Er is geen begin van bewijs dat er een commissieovereenkomst is gesloten. MWA voert zo veel mogelijk druk uit op Oceanco om haar ertoe te bewegen een bedrag te betalen zodat MWA haar verzoeken intrekt. Hierdoor wordt een onevenredigheid gecreëerd tussen de belangen van beide partijen. MWA maakt aldus misbruik van haar bevoegdheid als bedoeld in artikel 3:13 Burgerlijk Wetboek (hierna: BW). Het verzoek dient daarom te worden afgewezen.

Oceanco stelt zich daarnaast op het standpunt dat, indien het verzoek tot het houden van een voorlopig getuigenverhoor wordt toegewezen, het probandum en de te horen getuigen moeten worden beperkt. MWA verzoekt getuigen te horen over de totstandkoming en de inhoud van het shipbuilding contract voor de [nummer 2] maar onderbouwt in haar verzoekschrift geenszins welke feiten of rechten zij wenst te bewijzen. Het onderdeel is te algemeen en niet concreet geformuleerd. Dit onderdeel voldoet daarom niet aan de wettelijke eisen van artikel 186 lid 3 Rv. Het verzoek om getuigen te horen over dit onderwerp dient dan ook te worden afgewezen. Ook licht MWA niet toe welke feiten of rechten zij wenst te bewijzen over ‘het gebrek aan betwisting door Oceanco’. Oceanco ziet niet in waarom dat relevant zou zijn voor de door MWA gestelde vordering. Dit onderdeel voldoet daarom ook niet aan de wettelijke eisen van artikel 186 lid 3 Rv.

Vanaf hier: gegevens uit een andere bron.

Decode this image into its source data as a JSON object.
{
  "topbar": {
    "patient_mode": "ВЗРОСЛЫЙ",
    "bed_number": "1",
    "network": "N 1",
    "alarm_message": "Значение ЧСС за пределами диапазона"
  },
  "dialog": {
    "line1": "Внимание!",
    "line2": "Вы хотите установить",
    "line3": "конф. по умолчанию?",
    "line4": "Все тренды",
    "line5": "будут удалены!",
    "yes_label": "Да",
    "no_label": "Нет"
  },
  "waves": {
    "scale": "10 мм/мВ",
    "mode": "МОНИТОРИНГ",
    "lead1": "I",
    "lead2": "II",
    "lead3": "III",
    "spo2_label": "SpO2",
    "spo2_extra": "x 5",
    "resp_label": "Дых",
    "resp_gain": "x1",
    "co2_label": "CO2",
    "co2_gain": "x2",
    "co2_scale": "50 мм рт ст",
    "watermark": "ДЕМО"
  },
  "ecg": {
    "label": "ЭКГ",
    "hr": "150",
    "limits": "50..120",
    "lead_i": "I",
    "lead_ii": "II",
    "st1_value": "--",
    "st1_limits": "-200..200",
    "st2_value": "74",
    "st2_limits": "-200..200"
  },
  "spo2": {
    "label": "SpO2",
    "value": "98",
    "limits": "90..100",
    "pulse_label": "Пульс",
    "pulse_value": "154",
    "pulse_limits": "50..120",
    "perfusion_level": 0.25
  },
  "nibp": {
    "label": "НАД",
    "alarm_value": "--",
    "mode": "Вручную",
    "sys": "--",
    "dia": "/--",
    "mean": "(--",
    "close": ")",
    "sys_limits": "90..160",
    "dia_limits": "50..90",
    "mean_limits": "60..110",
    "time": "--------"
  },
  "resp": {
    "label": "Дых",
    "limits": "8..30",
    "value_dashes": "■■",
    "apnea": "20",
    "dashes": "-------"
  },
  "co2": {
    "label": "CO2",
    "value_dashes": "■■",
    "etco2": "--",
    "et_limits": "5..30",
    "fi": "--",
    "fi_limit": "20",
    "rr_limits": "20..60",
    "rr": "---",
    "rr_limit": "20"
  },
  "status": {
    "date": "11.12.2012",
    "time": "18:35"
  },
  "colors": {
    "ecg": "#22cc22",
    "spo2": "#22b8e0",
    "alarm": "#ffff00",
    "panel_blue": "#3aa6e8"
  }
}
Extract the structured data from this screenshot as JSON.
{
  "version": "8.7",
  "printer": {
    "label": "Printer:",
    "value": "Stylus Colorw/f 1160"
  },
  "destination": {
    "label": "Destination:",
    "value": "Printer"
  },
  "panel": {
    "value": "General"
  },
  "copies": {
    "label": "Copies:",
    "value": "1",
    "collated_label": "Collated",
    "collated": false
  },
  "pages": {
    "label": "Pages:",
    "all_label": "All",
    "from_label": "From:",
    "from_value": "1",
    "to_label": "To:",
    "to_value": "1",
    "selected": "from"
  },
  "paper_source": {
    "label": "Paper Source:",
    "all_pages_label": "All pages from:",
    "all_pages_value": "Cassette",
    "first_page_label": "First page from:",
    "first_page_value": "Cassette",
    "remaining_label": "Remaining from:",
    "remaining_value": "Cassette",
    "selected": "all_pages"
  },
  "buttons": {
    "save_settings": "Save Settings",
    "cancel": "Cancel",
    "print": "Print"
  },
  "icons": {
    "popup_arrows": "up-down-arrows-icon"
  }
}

Tot slot moet het mogelijk horen van de Klant als getuige worden afgewezen. MWA licht niet toe waarom zij de Klant zou willen horen en welke feiten of rechten zij met behulp van een verhoor van de Klant wenst te bewijzen. Daarnaast is de Klant bij geen enkel gesprek aangaande een eventuele commissieovereenkomst aanwezig geweest en dit wordt ook niet gesteld door MWA. Aldus wordt niet voldaan aan de voorwaarde van artikel 163 Rv waarin is bepaald dat een getuigenverklaring slechts als bewijs kan dienen voor zover zij betrekking heeft op aan de getuige uit eigen waarneming bekende feiten. Ook zit de Klant er niet op te wachten om naar Nederland over te moeten komen voor het afleggen van een getuigenverklaring inzake een geschil over een niet-bestaande commissieovereenkomst. Te minder, nu de aanwezigheid van de Klant niet onopgemerkt zal blijven door de media.

4.De beoordeling

4.1.

Ten aanzien van een verzoek tot het bevelen van een voorlopig getuigenverhoor als bedoeld in artikel 186 Rv geldt dat de rechter heeft na te gaan of de in het verzoekschrift gestelde feiten of rechten die verzoeker wil bewijzen, gegeven de aard en het beloop van de rechtsvordering relevant zijn. De rechter komt ter zake van een verzoek tot een voorlopig getuigenverhoor geen discretionaire bevoegdheid toe. Een verzoek kan, als het overigens aan de eisen van toewijzing daarvan voldoet, evenwel worden afgewezen als de rechter van oordeel is dat verzoeker daarbij geen belang heeft als bedoeld in artikel 3:303 BW, dat het verzoek in strijd is met de goede procesorde, dat misbruik wordt gemaakt van de bevoegdheid een voorlopig getuigenverhoor te verlangen, waarvan onder meer sprake kan zijn wanneer verzoeker wegens de onevenredigheid van de over en weer betrokken belangen in redelijkheid niet tot toepassing van die bevoegdheid kan worden toegelaten of als het verzoek afstuit op een ander door de rechter zwaarwichtig geoordeeld bezwaar.4.2.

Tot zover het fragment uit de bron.